Dessa forma, caso os cidadãos de determinada comunidade não conseguissem por si mesmos e voluntariamente resolver os próprios conflitos, o Estado, revestido de autoridade plena e atuando em prol da manutenção da ordem e da paz social, exerceria uma de suas precípuas atividades: a função jurisdicional. (WAMBIER; TALAMINI, 2016)
O direito processual surge, portanto, com o objetivo de disciplinar ou instrumentalizar a forma como o Estado-Juiz deve exercer sua tutela jurisdicional, visando o bem-estar social, a proteção do interesse coletivo e, também, garantir a proteção plena dos direitos subjetivos.
Com a queda do Império Romano (476, d. C), adentrou-se num novo período da história humana, a Idade Média. A expansão militar e política dos povos germânicos trouxe consigo a imposição de seus costumes e de seu direito.
Os germânicos (também conhecidos como bárbaros), contudo, eram muito rudimentares no tocante aos procedimentos jurídicos. Assim, nesse período, em toda a Europa, ocorreu um grande retrocesso na evolução processual iniciada pelos romanos.
Para se ter uma ideia, não havia uniformidade de critérios, pois cada grupo ou clã regia-se de forma autônoma e primitiva, segundo os costumes bárbaros. Além disso, o emprego da religião e do misticismo como mecanismo de aplicação da justiça gerou um impacto profundo na forma de se aplicar o direito.
Nesse sentido, o mestre Theodoro Júnior (2018, p. 13) rememora:
“[...] houve enorme exacerbação do fanatismo religioso, levando os juízes a adotar absurdas práticas na administração da Justiça, como os “juízos de Deus”, os “duelos judiciais” e as “ordálias”[1]. Acreditava-se, então, que a divindade participava dos julgamentos e revelava sua vontade por meio de métodos cabalísticos[2].
Em face desses costumes, a aplicação da lei tornou-se extremamente formal e as hipóteses de prova eram restritas às normas criadas pelo grupo, isso restringia a liberdade do juiz, cuja atuação ficava adstrita ao que já estava estabelecido. Assim, como cada prova tinha um valor e uma consequência já estipulados pela norma, o material probatório não tinha o poder de convencer o juiz sobre os fatos, mas apenas fazê-lo aplicar a sentença.

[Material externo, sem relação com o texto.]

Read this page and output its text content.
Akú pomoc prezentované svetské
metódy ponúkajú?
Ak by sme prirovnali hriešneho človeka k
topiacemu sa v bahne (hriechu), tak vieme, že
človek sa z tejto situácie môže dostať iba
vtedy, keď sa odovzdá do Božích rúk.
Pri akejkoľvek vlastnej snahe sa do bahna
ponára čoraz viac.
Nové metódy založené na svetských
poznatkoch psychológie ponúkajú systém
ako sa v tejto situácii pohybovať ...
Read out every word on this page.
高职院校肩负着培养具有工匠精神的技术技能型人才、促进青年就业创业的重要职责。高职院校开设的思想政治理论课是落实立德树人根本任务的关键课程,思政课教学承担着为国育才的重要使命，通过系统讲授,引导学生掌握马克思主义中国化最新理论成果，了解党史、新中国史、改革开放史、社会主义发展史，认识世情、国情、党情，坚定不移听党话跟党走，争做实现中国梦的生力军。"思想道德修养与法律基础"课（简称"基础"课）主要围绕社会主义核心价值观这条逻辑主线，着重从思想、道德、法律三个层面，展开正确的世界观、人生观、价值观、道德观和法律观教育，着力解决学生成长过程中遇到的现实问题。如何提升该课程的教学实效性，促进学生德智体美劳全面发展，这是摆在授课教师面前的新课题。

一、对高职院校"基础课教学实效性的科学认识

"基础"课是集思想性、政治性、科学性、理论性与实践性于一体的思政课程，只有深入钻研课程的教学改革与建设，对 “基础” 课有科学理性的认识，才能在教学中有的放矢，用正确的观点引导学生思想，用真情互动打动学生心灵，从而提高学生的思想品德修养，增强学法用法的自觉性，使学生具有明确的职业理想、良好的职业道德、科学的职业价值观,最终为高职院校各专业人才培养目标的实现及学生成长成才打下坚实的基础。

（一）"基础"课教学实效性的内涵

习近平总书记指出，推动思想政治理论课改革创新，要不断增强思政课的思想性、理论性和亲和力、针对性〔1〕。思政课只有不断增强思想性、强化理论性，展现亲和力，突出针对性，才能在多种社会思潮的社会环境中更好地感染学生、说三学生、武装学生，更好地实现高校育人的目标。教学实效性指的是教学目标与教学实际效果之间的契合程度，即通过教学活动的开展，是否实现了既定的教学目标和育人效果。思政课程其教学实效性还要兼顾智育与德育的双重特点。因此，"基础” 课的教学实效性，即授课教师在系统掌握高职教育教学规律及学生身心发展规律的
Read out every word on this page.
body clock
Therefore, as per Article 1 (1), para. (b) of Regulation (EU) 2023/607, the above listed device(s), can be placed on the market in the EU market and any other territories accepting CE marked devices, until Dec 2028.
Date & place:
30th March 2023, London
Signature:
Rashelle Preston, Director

Segundo Theodoro Júnior (2018, p. 13), “não se buscava a verdade real ou material, mas contentava-se com a mera verdade formal, isto é, a que se manifestava por meios artificiais e, geralmente, absurdos, baseados na crença da intervenção divina nos julgamentos”.
E, conclui, afirmando que “os procedimentos eram, no dizer de Jeremias Bentham, autênticos jogos de azar ou cenas de bruxaria, e, em vez de julgamentos lógicos, eram confiados a exorcistas e verdugos”. (THEODORO JR, 2018, p. 13)
Tal situação perdurou por vários séculos no período da Idade Média. Entretanto, concomitantemente, a Igreja Católica preservava as escolas do direito romano e começava a adaptá-las ao conhecido direito canônico.
Com o advento das Universidade (século XI), começou a ocorrer a fusão dos institutos de direito romano, germânico e, agora, o canônico. Desta combinação, surgiu, em toda a Europa, o chamado direito comum e junto com ele o processo comum, que vigorou do século XI até o século XVI.
Foi nesse período da história humana que surgiu o embrião do processo como garantia constitucional, notadamente com a outorga, aos barões ingleses, da Magna Carta de João Sem Terra, no ano de 1215.
Com efeito, “o antecedente histórico das garantias constitucionais da ação e do processo é o art. 39 da Magna Carta, outorgada em 1215 por João Sem-Terra a seus barões”. (CINTRA; GRINOVER; DINAMARCO, 2011, p. 86)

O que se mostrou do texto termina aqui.